Gianluigi Donnarumma, réputé pour son aisance dans l’exercice des tirs au but, a vécu à Zenica l’un des soirs les plus frustrants de sa carrière internationale. L’Italie a été éliminée par la Bosnie-Herzégovine au terme d’une séance décisive, après un match verrouillé et une fin de rencontre où les Azzurri ont longtemps cru pouvoir s’en sortir. Pour un pays qui vit et respire football, cette nouvelle désillusion a tout d’une catastrophe sportive.
Déjà tenue en échec pendant le temps réglementaire puis durant la prolongation, la sélection italienne a fini par céder lors de la séance de tirs au but. Réduite à dix après l’expulsion d’Alessandro Bastoni à la 41e minute, elle a résisté pendant une grande partie de la rencontre avant de voir la Bosnie-Herzégovine revenir au score à une dizaine de minutes de la fin. Les locaux ont ensuite trouvé les ressources pour s’imposer dans un barrage à haute tension et valider une qualification historique pour le Mondial 2026.
La scène qui a suivi a beaucoup alimenté les discussions. Donnarumma, visiblement hors de lui, a d’abord interpellé le gardien bosnien Nikola Vasilj avec insistance.

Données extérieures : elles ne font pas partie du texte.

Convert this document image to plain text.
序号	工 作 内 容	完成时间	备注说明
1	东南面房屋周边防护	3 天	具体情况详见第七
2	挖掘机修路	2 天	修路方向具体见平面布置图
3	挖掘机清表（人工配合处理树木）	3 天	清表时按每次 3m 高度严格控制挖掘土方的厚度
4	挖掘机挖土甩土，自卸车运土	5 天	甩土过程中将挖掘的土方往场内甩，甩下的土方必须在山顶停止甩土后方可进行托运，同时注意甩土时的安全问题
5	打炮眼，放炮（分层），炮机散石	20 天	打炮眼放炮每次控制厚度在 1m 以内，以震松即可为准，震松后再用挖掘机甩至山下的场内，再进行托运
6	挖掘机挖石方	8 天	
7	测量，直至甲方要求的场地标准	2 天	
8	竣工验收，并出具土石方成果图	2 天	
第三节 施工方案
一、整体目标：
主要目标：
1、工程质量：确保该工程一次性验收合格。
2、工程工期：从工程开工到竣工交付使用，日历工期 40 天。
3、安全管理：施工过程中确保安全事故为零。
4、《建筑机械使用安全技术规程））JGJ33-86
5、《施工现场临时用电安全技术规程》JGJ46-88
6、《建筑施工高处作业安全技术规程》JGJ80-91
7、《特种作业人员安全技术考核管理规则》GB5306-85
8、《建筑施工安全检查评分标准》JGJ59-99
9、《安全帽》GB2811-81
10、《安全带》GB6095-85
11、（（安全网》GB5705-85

Le portier italien pensait que son adversaire avait subtilisé la feuille sur laquelle étaient notées ses consignes pour la séance de tirs au but, un document qu’il avait laissé dissimulé sous une serviette au bord du terrain.
La vérité est finalement apparue dans les heures qui ont suivi. La feuille n’avait pas été prise par Vasilj, mais par un ramasseur de balles âgé de 14 ans, joueur chez les jeunes du club de Čelik, qui a raconté lui-même les faits à une télévision locale. Selon son témoignage, il a aperçu le papier près de la serviette, a compris immédiatement de quoi il s’agissait, puis l’a caché.
Le geste d’un adolescent au cœur de la polémique
Le jeune garçon a expliqué que la feuille contenait toutes les instructions concernant les tireurs italiens et que, sans ce document, Donnarumma devait se fier uniquement à son intuition. Son récit a rapidement circulé et relancé les débats autour de ce moment aussi insolite que controversé. Si certains y voient une simple anecdote de match, d’autres considèrent qu’il s’agit d’un épisode qui a pu peser psychologiquement dans un scénario déjà tendu.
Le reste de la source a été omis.